Troisième chambre civile et commerciale

ARRET N° 276

DU : 18 Mai 2022

N° RG 21/02246 - N° Portalis DBVU-V-B7F-FWI6

ALC

Arrêt rendu le dix huit Mai deux mille vingt deux

Sur APPEL d'une ORDONNANCE DE REFERE rendue le 19 octobre 2021 par le Président du tribunal judiciaire de CLERMONT-FERRAND (RG n° 21/00490 ch6)

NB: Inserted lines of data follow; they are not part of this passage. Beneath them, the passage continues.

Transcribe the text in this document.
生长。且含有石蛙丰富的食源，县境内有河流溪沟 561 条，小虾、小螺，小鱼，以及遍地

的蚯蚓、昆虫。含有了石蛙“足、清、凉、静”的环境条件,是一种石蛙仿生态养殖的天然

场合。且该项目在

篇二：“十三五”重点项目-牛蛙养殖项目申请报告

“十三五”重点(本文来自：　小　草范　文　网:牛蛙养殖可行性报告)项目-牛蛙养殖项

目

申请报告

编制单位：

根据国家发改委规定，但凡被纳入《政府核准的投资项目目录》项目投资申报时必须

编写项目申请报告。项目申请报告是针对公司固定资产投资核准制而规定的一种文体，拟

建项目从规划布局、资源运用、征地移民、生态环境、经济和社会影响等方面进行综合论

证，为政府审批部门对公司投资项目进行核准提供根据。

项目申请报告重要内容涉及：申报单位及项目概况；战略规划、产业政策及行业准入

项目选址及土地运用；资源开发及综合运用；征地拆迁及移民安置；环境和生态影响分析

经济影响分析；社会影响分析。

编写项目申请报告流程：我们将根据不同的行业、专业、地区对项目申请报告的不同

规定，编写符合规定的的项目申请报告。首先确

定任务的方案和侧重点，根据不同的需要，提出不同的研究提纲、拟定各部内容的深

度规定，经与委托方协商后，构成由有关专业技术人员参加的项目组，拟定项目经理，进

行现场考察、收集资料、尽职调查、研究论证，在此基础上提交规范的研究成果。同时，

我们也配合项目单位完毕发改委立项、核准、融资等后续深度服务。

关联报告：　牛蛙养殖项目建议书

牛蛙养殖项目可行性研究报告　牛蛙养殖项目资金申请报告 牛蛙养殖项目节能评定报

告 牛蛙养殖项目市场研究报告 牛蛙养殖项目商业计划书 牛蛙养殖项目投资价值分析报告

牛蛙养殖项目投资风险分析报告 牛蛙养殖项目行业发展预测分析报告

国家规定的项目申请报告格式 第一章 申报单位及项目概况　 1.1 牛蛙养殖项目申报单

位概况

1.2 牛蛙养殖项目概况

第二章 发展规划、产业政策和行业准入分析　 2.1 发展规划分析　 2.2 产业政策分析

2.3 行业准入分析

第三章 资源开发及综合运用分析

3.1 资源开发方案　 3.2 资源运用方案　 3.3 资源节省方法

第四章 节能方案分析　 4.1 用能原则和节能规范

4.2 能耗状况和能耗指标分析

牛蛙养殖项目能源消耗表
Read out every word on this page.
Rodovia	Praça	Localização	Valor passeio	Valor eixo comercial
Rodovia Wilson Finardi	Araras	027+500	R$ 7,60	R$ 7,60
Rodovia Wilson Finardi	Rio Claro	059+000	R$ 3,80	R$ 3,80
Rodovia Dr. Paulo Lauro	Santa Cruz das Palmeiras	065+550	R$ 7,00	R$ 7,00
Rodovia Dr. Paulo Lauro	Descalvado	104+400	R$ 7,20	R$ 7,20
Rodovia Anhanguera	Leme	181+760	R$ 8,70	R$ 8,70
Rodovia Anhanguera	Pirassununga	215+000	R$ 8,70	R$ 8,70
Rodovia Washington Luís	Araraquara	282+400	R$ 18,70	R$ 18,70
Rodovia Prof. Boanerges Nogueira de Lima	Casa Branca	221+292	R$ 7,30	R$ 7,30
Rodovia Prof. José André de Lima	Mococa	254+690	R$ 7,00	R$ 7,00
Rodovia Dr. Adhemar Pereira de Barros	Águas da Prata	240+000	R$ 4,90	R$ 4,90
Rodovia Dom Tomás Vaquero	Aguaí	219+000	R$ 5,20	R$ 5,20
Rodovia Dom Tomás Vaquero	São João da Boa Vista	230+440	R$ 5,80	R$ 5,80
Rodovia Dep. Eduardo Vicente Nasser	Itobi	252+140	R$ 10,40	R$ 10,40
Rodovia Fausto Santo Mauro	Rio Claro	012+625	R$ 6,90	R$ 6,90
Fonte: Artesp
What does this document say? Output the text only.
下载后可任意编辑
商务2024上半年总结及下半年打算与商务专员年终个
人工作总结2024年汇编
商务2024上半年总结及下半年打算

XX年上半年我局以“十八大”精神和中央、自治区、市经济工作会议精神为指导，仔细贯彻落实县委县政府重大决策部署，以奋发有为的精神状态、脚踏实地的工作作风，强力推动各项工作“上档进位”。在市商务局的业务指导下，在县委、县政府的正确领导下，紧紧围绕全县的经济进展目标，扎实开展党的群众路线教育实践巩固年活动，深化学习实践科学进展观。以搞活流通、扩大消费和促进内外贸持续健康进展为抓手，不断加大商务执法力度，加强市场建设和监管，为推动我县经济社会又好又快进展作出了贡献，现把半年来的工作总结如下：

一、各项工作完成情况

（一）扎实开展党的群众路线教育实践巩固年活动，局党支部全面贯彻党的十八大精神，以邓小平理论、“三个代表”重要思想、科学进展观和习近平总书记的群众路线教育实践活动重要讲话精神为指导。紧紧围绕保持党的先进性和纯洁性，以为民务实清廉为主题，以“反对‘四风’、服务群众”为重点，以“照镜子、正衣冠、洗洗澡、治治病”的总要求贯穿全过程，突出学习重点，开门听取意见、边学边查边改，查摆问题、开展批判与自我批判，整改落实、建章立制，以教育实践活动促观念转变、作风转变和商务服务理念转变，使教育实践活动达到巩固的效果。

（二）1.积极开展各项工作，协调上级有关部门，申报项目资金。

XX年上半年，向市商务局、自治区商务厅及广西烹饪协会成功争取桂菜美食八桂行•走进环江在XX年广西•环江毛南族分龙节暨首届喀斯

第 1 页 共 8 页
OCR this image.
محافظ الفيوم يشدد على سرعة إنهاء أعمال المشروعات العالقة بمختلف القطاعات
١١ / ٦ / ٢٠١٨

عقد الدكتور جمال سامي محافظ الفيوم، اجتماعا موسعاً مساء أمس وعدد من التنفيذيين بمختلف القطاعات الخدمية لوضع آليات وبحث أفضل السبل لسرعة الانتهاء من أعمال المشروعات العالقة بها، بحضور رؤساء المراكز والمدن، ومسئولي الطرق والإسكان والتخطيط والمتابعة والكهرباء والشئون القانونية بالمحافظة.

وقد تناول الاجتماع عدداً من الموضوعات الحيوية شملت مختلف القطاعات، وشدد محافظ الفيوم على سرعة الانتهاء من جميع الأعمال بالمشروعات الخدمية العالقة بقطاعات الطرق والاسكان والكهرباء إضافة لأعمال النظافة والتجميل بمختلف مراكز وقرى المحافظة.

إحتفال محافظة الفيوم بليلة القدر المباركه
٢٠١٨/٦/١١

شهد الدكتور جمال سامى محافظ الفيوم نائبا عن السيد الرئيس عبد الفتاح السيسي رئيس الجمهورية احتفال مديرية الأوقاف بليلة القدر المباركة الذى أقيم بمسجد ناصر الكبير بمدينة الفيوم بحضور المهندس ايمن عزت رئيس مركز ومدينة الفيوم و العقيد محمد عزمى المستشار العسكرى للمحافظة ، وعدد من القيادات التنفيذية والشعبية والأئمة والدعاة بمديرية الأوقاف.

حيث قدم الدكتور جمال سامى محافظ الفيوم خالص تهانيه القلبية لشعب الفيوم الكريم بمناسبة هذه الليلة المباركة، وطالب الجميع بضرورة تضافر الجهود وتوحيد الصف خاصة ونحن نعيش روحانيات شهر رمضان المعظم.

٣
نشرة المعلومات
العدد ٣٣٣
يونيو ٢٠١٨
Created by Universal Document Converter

COMPOSITION DE LA COUR lors du délibéré :

Madame Anne-Laurence CHALBOS, Président

Mme Virginie THEUIL-DIF, Conseiller

M. François KHEITMI, Magistrat Honoraire

En présence de : Mme Christine VIAL, Greffier, lors de l'appel des causes et de Mme Rémédios GLUCK lors du prononcé

ENTRE :

M. [M] [V] [W] [I]

Directeur de la CAF, demeurant en cette qualité

[Adresse 1]

[Localité 3]

Représentant : Me ROUSSEL-SIMONIN de la SELARL DIAJURIS, avocats au barreau de CLERMONT-FERRAND

Mme [E] [U] [J] [L]

Chargée de contrôle prestations familiales, demeurant en cette qualité

[Adresse 1]

[Localité 3]

Représentant : Me Christine ROUSSEL-SIMONIN de la SELARL DIAJURIS, avocats au barreau de CLERMONT-FERRAND

La CAF 63 prise en la personne de son Directeur, M. [I]

Régime général de la sécurité sociale inscrite au répertoire SIRET sous le n° 775 634 264 00045

[Adresse 1]

[Localité 3]

Représentant : Me Christine ROUSSEL-SIMONIN de la SELARL DIAJURIS, avocats au barreau de CLERMONT-FERRAND

APPELANTS

ET :

M. [N] [G]

[Adresse 2]

[Localité 4]

Représentant : la SCP PORTEJOIE, avocats au barreau de CLERMONT-FERRAND

(bénéficie d'une aide juridictionnelle Totale numéro 2021/011286 du 03/12/2021 accordée par le bureau d'aide juridictionnelle de CLERMONT-FERRAND)

INTIMÉ

DÉBATS :

Après avoir entendu en application des dispositions de l'article 786 du code de procédure civile, à l'audience publique du 09 Mars 2022, sans opposition de leur part, les avocats des parties, Madame CHALBOS et Monsieur KHEITMI, magistrats chargés du rapport, en ont rendu compte à la Cour dans son délibéré.

ARRÊT :

Prononcé publiquement le 18 Mai 2022 après prorogation du 11 mai 2022 par mise à disposition au greffe de la Cour, les parties en ayant été préalablement avisées dans les conditions prévues au deuxième alinéa de l'article 450 du code de procédure civile

Signé par Madame Anne-Laurence CHALBOS, Président, et par Mme Rémédios GLUCK, Greffier, auquel la minute de la décision a été remise par le magistrat signataire.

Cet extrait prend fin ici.